Aug

15

Punching BAWAG


Posted by at 9:24 pm on August 15, 2007
Category: Cuba SanctionsForeign CountermeasuresOFAC

Branch BAWAGUSA*Engage recently released a report on foreign countermeasures that have been applied to the extraterritorial application of unilateral U.S. sanctions. Most of the incidents covered in the report have been discussed here — such as the eviction of a Cuban oil delegation from an American-owned hotel in Mexico City and the eviction another Cuban delegation from a American-owned hotel in Oslo. But I missed one interesting story from April of this year. Of course, I blame Google.

The incident in question was the cancellation by BAWAG, an Austrian bank, of all accounts held by Cuban nationals at the bank in advance of the expected takeover of the bank by American-owned Cerberus Capital. Lawyers for Cerberus had evidently advised that it could not close the transaction as long as Cuban nationals had accounts at the bank. In response to the cancellations, Austria instituted proceedings under E.U. Council Regulation 2271/96 which prohibits compliance with U.S. sanctions on Cuba. BAWAG faced a 73,000 euro fine under the Austrian proceeding.

Two things are interesting about this. First, this is the first instance I am aware of where a proceeding has actually been brought by an E.U. member state under Regulation 2271/96. Second, BAWAG applied for a license from OFAC to reinstate the accounts.

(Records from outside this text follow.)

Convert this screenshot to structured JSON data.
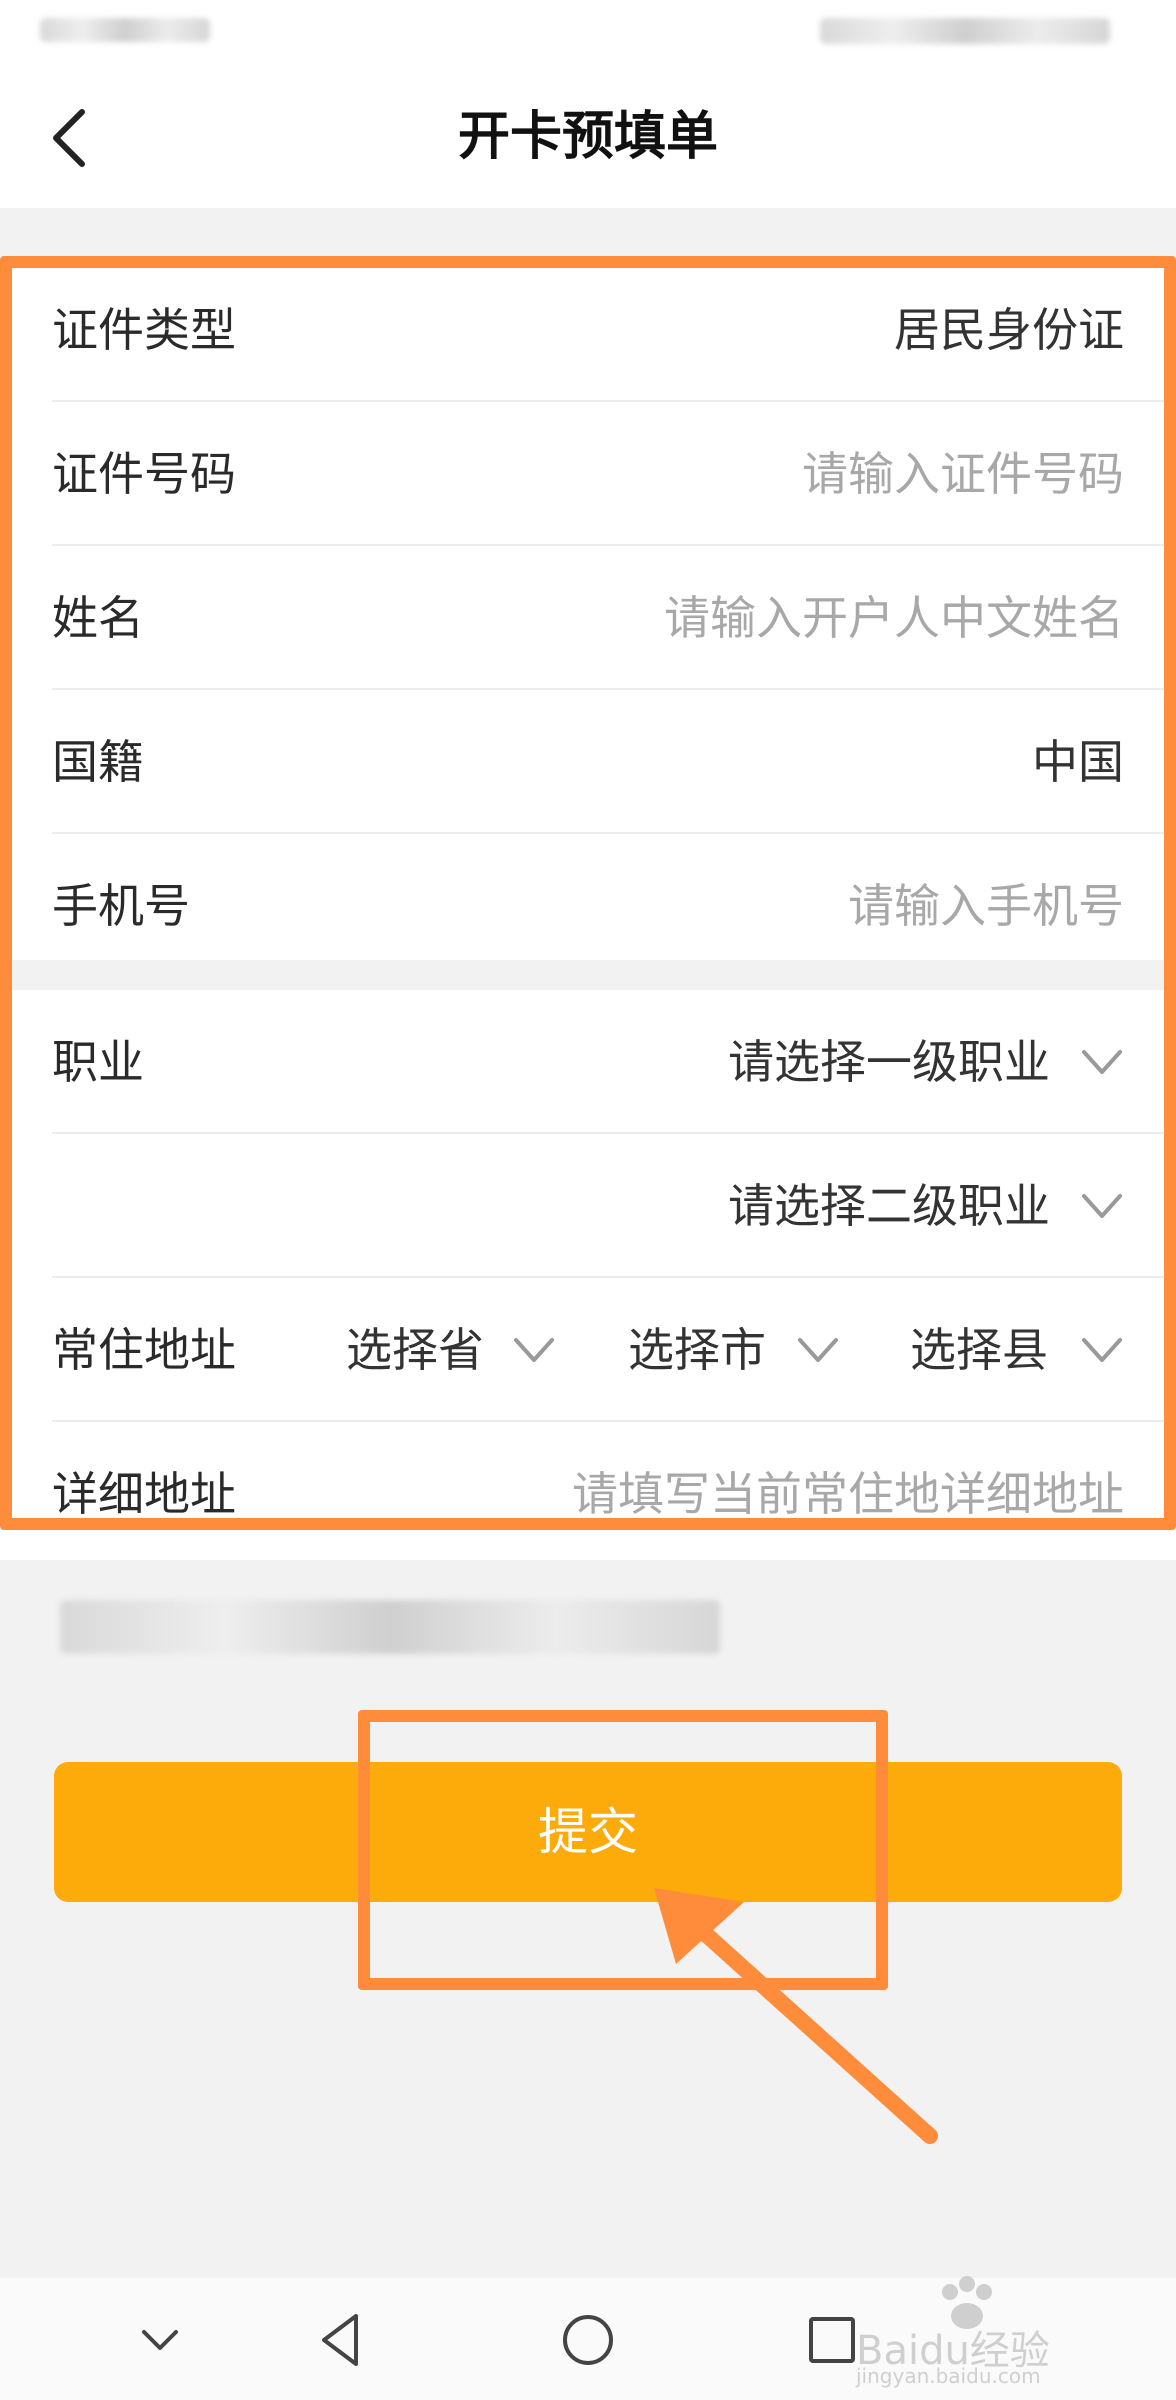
{
  "header": {
    "title": "开卡预填单",
    "back_icon": "chevron-left-icon"
  },
  "form": {
    "id_type": {
      "label": "证件类型",
      "value": "居民身份证"
    },
    "id_number": {
      "label": "证件号码",
      "placeholder": "请输入证件号码"
    },
    "name": {
      "label": "姓名",
      "placeholder": "请输入开户人中文姓名"
    },
    "nationality": {
      "label": "国籍",
      "value": "中国"
    },
    "phone": {
      "label": "手机号",
      "placeholder": "请输入手机号"
    },
    "occupation": {
      "label": "职业",
      "level1_placeholder": "请选择一级职业",
      "level2_placeholder": "请选择二级职业"
    },
    "address": {
      "label": "常住地址",
      "province": "选择省",
      "city": "选择市",
      "county": "选择县"
    },
    "detail_address": {
      "label": "详细地址",
      "placeholder": "请填写当前常住地详细地址"
    }
  },
  "submit_label": "提交",
  "colors": {
    "accent": "#fcab0a",
    "annotation": "#ff8c3a",
    "placeholder": "#a8a8a8"
  },
  "watermark": {
    "text": "Baidu经验",
    "subtext": "jingyan.baidu.com"
  }
}
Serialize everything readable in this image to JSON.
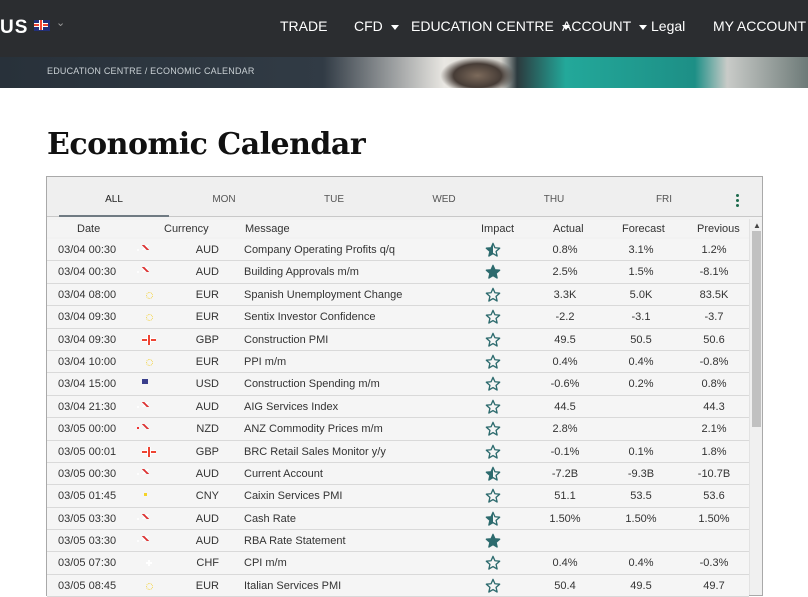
{
  "header": {
    "logo_text": "US",
    "language": "UK",
    "nav": [
      {
        "label": "TRADE",
        "dropdown": false
      },
      {
        "label": "CFD",
        "dropdown": true
      },
      {
        "label": "EDUCATION CENTRE",
        "dropdown": true
      },
      {
        "label": "ACCOUNT",
        "dropdown": true
      },
      {
        "label": "Legal",
        "dropdown": false
      },
      {
        "label": "MY ACCOUNT",
        "dropdown": false
      }
    ]
  },
  "breadcrumb": "EDUCATION CENTRE / ECONOMIC CALENDAR",
  "page_title": "Economic Calendar",
  "calendar": {
    "tabs": [
      "ALL",
      "MON",
      "TUE",
      "WED",
      "THU",
      "FRI"
    ],
    "active_tab": "ALL",
    "columns": {
      "date": "Date",
      "currency": "Currency",
      "message": "Message",
      "impact": "Impact",
      "actual": "Actual",
      "forecast": "Forecast",
      "previous": "Previous"
    },
    "rows": [
      {
        "date": "03/04 00:30",
        "flag": "au",
        "currency": "AUD",
        "message": "Company Operating Profits q/q",
        "impact": "medium",
        "actual": "0.8%",
        "forecast": "3.1%",
        "previous": "1.2%"
      },
      {
        "date": "03/04 00:30",
        "flag": "au",
        "currency": "AUD",
        "message": "Building Approvals m/m",
        "impact": "high",
        "actual": "2.5%",
        "forecast": "1.5%",
        "previous": "-8.1%"
      },
      {
        "date": "03/04 08:00",
        "flag": "eu",
        "currency": "EUR",
        "message": "Spanish Unemployment Change",
        "impact": "low",
        "actual": "3.3K",
        "forecast": "5.0K",
        "previous": "83.5K"
      },
      {
        "date": "03/04 09:30",
        "flag": "eu",
        "currency": "EUR",
        "message": "Sentix Investor Confidence",
        "impact": "low",
        "actual": "-2.2",
        "forecast": "-3.1",
        "previous": "-3.7"
      },
      {
        "date": "03/04 09:30",
        "flag": "gb",
        "currency": "GBP",
        "message": "Construction PMI",
        "impact": "low",
        "actual": "49.5",
        "forecast": "50.5",
        "previous": "50.6"
      },
      {
        "date": "03/04 10:00",
        "flag": "eu",
        "currency": "EUR",
        "message": "PPI m/m",
        "impact": "low",
        "actual": "0.4%",
        "forecast": "0.4%",
        "previous": "-0.8%"
      },
      {
        "date": "03/04 15:00",
        "flag": "us",
        "currency": "USD",
        "message": "Construction Spending m/m",
        "impact": "low",
        "actual": "-0.6%",
        "forecast": "0.2%",
        "previous": "0.8%"
      },
      {
        "date": "03/04 21:30",
        "flag": "au",
        "currency": "AUD",
        "message": "AIG Services Index",
        "impact": "low",
        "actual": "44.5",
        "forecast": "",
        "previous": "44.3"
      },
      {
        "date": "03/05 00:00",
        "flag": "nz",
        "currency": "NZD",
        "message": "ANZ Commodity Prices m/m",
        "impact": "low",
        "actual": "2.8%",
        "forecast": "",
        "previous": "2.1%"
      },
      {
        "date": "03/05 00:01",
        "flag": "gb",
        "currency": "GBP",
        "message": "BRC Retail Sales Monitor y/y",
        "impact": "low",
        "actual": "-0.1%",
        "forecast": "0.1%",
        "previous": "1.8%"
      },
      {
        "date": "03/05 00:30",
        "flag": "au",
        "currency": "AUD",
        "message": "Current Account",
        "impact": "medium",
        "actual": "-7.2B",
        "forecast": "-9.3B",
        "previous": "-10.7B"
      },
      {
        "date": "03/05 01:45",
        "flag": "cn",
        "currency": "CNY",
        "message": "Caixin Services PMI",
        "impact": "low",
        "actual": "51.1",
        "forecast": "53.5",
        "previous": "53.6"
      },
      {
        "date": "03/05 03:30",
        "flag": "au",
        "currency": "AUD",
        "message": "Cash Rate",
        "impact": "medium",
        "actual": "1.50%",
        "forecast": "1.50%",
        "previous": "1.50%"
      },
      {
        "date": "03/05 03:30",
        "flag": "au",
        "currency": "AUD",
        "message": "RBA Rate Statement",
        "impact": "high",
        "actual": "",
        "forecast": "",
        "previous": ""
      },
      {
        "date": "03/05 07:30",
        "flag": "ch",
        "currency": "CHF",
        "message": "CPI m/m",
        "impact": "low",
        "actual": "0.4%",
        "forecast": "0.4%",
        "previous": "-0.3%"
      },
      {
        "date": "03/05 08:45",
        "flag": "eu",
        "currency": "EUR",
        "message": "Italian Services PMI",
        "impact": "low",
        "actual": "50.4",
        "forecast": "49.5",
        "previous": "49.7"
      }
    ]
  },
  "colors": {
    "nav_bg": "#2b2d30",
    "star": "#2d6b6e"
  }
}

And the license was granted.
So companies that find themselves caught between the rock of U.S. sanctions and the hard place of foreign countermeasures should consider seeking a license based on the foreign countermeasure.

While reading some of the news accounts of the BAWAG matter, I also discovered the interesting story of Maria Cajigal-Ramirez, whose accounts at BAWAG were initially cancelled. Ms. Cajigal-Ramirez was a naturalized Austrian citizen who had been born in Cuba. Problem is that Cuba doesn’t allow renunciation of Cuban citizenship. Section 515.201 of the Cuban Assets Control Regulations prohibit transactions with Cuban “nationals.” Are banks, and other businesses, in the U.S. violating the CACR by dealing with first-generation Cuban immigrants since they are still Cuban nationals? And, in answering this question, don’t forget the application of section 515.303 of the CACR that says that dual nationals are considered nationals of both countries for purposes of the regulations.

Permalink

Bookmark and Share

Copyright © 2007 Clif Burns. All Rights Reserved.
(No republication, syndication or use permitted without my consent.)


3 Comments:


Doesn’t keep them from becoming Secretary of Commerce.

Comment by Marv Wood on August 16th, 2007 @ 1:01 pm

Good point, Marv!

There must be a theory that once a Cuban national hits dry land in the U.S. they are no longer Cuban. In fact 31 CFR 515.505 provides for transactions with Cubans once they are paroled into the United States. So Cubans that become Americans can be unblocked, but Cubans who become Austrian are not — hence the reason for the plight of Ms. Cajigal-Ramirez.

Comment by Clif Burns on August 16th, 2007 @ 3:37 pm

Clif: Isn’t this a classic conflict of laws case? Wouldn’t the citizenship of the poor lady in Austria be affected by Austrian law as well as Castro’s long arm, requiring the balancing test suggested by the Restatement of Conflict of Laws (for OFAC purposes, for Austrian/EU purposes they would use their own private international law rules).